Negotiating these inconsistencies and difficulties can be tricky, and it often comes down to an issue of trust. “A lot of our clients trust our opinions,” says Jarman. “If we’re not willing to do it ourselves as a firm, we’re not going to push it on our clients. It’s always being aware of what the average appetite for risk is for our clients – which actually can vary.”

Staying on top of these developments is obviously demanding, but it is also to be expected in the day-to-day work of advising clients. However, along with changes to laws or acceptable structures, new technologies are also promising to disrupt the traditional accountancy role. Accountants have had to move towards IT solutions for “deliverables”, the actual numbers which are sent through to regulators and HMRC. The possibility of automation changes the role of the accountant somewhat, potentially changing some parts of the business completely, leading Buzzacott, for example, to embrace cloud accounting more and more, which is particularly appealing for a small business.

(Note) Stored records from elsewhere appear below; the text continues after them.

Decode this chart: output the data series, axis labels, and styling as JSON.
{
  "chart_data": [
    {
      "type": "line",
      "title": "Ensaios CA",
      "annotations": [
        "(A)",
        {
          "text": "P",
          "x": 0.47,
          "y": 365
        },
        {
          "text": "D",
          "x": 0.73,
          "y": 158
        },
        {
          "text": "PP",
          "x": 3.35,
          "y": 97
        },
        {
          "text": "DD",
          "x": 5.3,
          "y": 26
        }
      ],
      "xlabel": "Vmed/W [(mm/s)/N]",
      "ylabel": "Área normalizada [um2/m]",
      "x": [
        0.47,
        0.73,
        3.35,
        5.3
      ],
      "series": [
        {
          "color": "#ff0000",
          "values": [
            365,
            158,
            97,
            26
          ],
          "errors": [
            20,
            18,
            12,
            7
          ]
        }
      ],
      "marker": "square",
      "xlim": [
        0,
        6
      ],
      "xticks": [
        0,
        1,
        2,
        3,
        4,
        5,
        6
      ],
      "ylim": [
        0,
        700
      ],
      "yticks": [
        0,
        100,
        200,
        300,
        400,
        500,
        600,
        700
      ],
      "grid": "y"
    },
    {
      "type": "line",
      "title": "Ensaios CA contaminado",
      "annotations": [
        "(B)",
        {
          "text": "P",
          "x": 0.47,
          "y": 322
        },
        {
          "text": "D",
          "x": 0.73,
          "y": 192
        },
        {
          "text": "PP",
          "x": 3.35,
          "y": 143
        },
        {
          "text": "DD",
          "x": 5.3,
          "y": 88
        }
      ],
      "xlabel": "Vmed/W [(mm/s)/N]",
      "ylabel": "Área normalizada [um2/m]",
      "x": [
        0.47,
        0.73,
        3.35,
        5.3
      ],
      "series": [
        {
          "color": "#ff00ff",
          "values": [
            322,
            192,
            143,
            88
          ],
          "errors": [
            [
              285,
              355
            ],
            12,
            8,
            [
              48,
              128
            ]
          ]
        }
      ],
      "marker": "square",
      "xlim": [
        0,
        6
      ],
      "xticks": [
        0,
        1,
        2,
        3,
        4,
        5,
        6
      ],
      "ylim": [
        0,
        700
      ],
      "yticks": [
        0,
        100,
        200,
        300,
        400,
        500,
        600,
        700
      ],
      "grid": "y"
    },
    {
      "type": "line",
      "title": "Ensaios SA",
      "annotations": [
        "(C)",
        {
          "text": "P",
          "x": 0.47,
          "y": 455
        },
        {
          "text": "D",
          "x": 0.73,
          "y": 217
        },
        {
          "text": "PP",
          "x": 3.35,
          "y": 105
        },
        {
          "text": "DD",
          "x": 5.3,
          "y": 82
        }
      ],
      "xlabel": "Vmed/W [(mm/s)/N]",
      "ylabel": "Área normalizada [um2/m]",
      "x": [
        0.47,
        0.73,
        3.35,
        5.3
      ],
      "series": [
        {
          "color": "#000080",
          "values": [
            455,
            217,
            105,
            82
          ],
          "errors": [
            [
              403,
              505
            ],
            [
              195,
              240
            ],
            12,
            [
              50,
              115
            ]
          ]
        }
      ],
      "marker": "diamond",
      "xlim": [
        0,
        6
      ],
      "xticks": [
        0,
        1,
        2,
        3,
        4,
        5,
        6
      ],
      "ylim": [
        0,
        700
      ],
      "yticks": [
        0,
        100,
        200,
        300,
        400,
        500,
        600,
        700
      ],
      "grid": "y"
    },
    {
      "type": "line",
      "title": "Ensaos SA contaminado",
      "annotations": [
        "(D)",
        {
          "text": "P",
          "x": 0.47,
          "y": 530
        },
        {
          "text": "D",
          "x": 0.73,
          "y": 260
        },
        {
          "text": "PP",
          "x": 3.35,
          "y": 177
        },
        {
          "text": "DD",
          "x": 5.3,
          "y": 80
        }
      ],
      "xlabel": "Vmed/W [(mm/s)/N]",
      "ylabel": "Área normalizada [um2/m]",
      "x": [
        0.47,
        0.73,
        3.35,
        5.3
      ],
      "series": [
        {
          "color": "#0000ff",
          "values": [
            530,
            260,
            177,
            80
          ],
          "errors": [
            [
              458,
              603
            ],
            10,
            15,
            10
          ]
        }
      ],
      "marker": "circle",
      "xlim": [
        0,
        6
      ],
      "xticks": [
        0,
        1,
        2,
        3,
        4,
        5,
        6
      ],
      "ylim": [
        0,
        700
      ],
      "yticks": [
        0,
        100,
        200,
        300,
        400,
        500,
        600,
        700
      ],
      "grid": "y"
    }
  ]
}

Smaller businesses are “moving towards automated cash accounting” says Jarman. “The bookkeeper’s role might look very different in a few years’ time when bank transactions feed automatically into the accounts which feed automatically into the tax return. That’s the way the profession is going worldwide.” This move is not just blue-sky thinking either; New Zealand and Australia already have quite advanced cloud accounting standards, although perhaps still only a taste of things to come.

These changes, although coming at a relatively slow pace, mean that Buzzacott, along with other accountants, is “Moving more toward [the role of] an IT consultant,” says Jarman, “helping businesses choose and implement software solutions that automate the accounting process.” However, this does not mean that the accountancy profession is dead or dying by any means. Anyone with a cursory knowledge of the flash-crash phenomenon will know that trusting computers completely for huge tasks can have potentially catastrophic consequences without human oversight.

And on the regulatory reporting side of things, technology is still a long way off automation. Mehta points to Annex IV reporting as an example of the continued need for understanding: “There are lots of software providers offering XML solutions, but at the end of the day I genuinely believe there’s so much manual input to it in terms of the thought process, or at least someone who understands what all of these data fields mean. Who is the right source to provide the information and how do we validate the accuracy of that information?” Without a thorough understanding, filing accurate reports will be challenging. “January will inevitably be manic, with many leaving it to last minute!” thinks Mehta.

People business
Again, it comes back to the fact that people are central to the business. Jarman says that “Ultimately, the business has grown by having some good people who have grown with the business, have been trained with the business, and have stayed with us long-term.” This is the real selling point for the medium-sized managers whom Buzzacott have made their speciality. “They want the people to be there to pick up the phone and explain it to them, to explain the risks and explain why certain things are happening, and that’s the gap in the market,” says Jarman. “We’re not trying to be everything to everyone, but we are a professional practice, a people business, to the smallto medium fund manager who needs more than a commoditized solution.” It is still very much the people who define where Buzzacott look to build niche expertise – another more recent development away from fund managers is a practice in media technology and entertainment – and a consistently people-orientated approach is central to their aims. “It’s a changing world and a changing market,” says Jarman, “with new regulations and new ways of doing things, and we develop with our clients so that, in terms of the services they need, and the expertise they need, that we’re there for them as they change, as they grow.”